Agentops: toolkits, swarms, RAG risks, sandboxes, and 1M‑context
Build an Agent That Thinks Like a Data Scientist: How We Hit #1 on DABStep with Reusable Tool Generation. NVIDIA’s KGMON Data Explorer uses the NeMo Agent Toolkit to build a data‑science agent that won DABStep and reports 30× faster multi‑step tabular reasoning. It’s a concrete, copyable pattern for reusable tool generation and agent tooling you can graft onto production pipelines (Principles 03, 07).
Y Combinator-backed Random Labs launches Slate V1, claiming the first ‘swarm-native’ coding agent. Slate V1 orchestrates parallel worker threads into a swarm‑native coding agent to scale complex engineering tasks. Swarm primitives like this change how you decompose problems, handle state, and design coordination for agentic delivery lanes (Principle 09).

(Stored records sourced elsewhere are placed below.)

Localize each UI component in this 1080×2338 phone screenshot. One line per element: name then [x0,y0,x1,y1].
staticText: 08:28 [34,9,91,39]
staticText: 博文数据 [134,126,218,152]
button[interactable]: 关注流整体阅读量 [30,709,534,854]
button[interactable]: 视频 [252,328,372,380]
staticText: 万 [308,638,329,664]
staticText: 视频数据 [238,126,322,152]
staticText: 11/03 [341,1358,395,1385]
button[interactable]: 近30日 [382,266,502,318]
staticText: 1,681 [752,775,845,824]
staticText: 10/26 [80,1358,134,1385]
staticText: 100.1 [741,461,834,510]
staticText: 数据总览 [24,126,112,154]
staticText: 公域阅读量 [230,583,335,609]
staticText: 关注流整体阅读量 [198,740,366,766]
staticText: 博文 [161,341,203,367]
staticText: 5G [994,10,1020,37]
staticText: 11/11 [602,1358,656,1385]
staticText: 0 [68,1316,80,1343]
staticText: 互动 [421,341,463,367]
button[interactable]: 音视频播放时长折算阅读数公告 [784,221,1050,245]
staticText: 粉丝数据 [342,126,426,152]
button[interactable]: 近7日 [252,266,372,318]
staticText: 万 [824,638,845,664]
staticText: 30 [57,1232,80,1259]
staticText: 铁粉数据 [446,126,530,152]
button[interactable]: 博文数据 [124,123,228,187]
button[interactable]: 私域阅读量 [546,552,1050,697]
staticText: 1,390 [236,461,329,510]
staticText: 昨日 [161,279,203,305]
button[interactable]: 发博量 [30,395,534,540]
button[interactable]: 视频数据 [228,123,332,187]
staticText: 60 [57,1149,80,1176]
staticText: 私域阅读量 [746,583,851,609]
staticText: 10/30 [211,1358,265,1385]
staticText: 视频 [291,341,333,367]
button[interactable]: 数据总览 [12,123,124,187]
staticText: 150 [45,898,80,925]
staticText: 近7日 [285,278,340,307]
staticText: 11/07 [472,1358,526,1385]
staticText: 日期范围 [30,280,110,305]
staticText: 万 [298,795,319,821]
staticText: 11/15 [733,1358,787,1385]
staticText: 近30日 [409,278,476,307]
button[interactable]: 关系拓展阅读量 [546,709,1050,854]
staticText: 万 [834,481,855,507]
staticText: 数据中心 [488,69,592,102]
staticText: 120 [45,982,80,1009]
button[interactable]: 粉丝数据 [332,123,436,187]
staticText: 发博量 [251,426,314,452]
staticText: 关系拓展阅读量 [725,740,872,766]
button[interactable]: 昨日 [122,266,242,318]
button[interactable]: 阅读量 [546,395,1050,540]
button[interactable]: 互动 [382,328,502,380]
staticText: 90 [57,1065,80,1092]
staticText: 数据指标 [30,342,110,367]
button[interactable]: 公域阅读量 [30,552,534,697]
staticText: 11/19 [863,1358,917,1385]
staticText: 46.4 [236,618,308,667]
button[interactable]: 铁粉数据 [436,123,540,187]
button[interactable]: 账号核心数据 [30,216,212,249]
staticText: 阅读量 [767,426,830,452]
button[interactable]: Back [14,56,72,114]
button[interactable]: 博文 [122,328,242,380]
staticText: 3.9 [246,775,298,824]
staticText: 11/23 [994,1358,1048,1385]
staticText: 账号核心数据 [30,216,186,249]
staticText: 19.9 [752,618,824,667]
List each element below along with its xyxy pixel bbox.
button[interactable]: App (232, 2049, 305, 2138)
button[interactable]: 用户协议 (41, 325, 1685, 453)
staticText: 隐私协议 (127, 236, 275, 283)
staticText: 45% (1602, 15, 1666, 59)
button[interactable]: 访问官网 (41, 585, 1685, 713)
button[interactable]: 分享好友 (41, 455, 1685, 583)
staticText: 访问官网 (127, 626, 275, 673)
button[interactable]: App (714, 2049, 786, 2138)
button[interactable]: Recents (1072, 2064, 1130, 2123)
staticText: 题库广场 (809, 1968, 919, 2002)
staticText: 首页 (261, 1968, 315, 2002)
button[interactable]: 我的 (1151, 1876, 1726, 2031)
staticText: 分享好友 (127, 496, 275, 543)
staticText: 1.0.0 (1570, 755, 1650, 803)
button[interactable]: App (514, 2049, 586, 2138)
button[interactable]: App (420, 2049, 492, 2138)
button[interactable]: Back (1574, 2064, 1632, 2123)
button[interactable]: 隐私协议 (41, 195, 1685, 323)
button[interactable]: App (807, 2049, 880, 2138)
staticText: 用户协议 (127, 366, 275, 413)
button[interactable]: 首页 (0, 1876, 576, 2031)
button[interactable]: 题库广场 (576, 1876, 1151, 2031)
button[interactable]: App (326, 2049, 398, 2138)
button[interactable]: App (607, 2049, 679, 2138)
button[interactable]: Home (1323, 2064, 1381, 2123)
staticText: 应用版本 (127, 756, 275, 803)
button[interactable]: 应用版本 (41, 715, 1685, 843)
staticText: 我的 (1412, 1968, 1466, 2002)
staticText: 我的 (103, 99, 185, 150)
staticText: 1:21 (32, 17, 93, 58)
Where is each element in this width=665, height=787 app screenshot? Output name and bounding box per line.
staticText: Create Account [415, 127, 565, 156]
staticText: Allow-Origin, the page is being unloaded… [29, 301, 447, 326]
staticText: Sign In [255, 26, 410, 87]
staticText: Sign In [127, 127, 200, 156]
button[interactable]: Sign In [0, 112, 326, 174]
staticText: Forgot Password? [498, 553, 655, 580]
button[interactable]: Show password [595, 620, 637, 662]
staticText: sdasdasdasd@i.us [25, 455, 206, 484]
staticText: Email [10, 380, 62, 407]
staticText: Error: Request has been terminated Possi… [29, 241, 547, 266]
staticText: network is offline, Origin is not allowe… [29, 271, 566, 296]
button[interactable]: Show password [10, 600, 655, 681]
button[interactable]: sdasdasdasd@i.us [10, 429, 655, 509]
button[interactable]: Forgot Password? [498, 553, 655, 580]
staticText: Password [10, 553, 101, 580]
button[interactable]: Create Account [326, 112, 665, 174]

Document Poisoning in RAG Systems: How Attackers Corrupt Your AI’s Sources. Amine Raji shows how attackers can poison RAG knowledge bases to coerce LLMs into confidently outputting fabricated facts within minutes. Treating retrieval sources as adversarial inputs is essential—add provenance, poisoning detection, and verification to your RAG pipelines (Principles 02, 14).
NanoClaw and Docker partner to make sandboxes the safest way for enterprises to deploy AI agents. Docker integrates NanoClaw to enforce containerized isolation for AI agents, creating safer sandboxes for enterprise deployment. Runtime isolation and least‑privilege sandboxes become core infra components you must design, test, and monitor before scaling agent fleets (Principles 07, 14).
1M context is now generally available for Opus 4.6 and Sonnet 4.6. Anthropic makes 1M‑token context generally available at standard pricing, undercutting long‑context premiums. Larger context windows let you simplify context engineering, reduce retrieval hops, and rethink prompt design and auditing for single‑shot agent workflows (Principles 06, 12).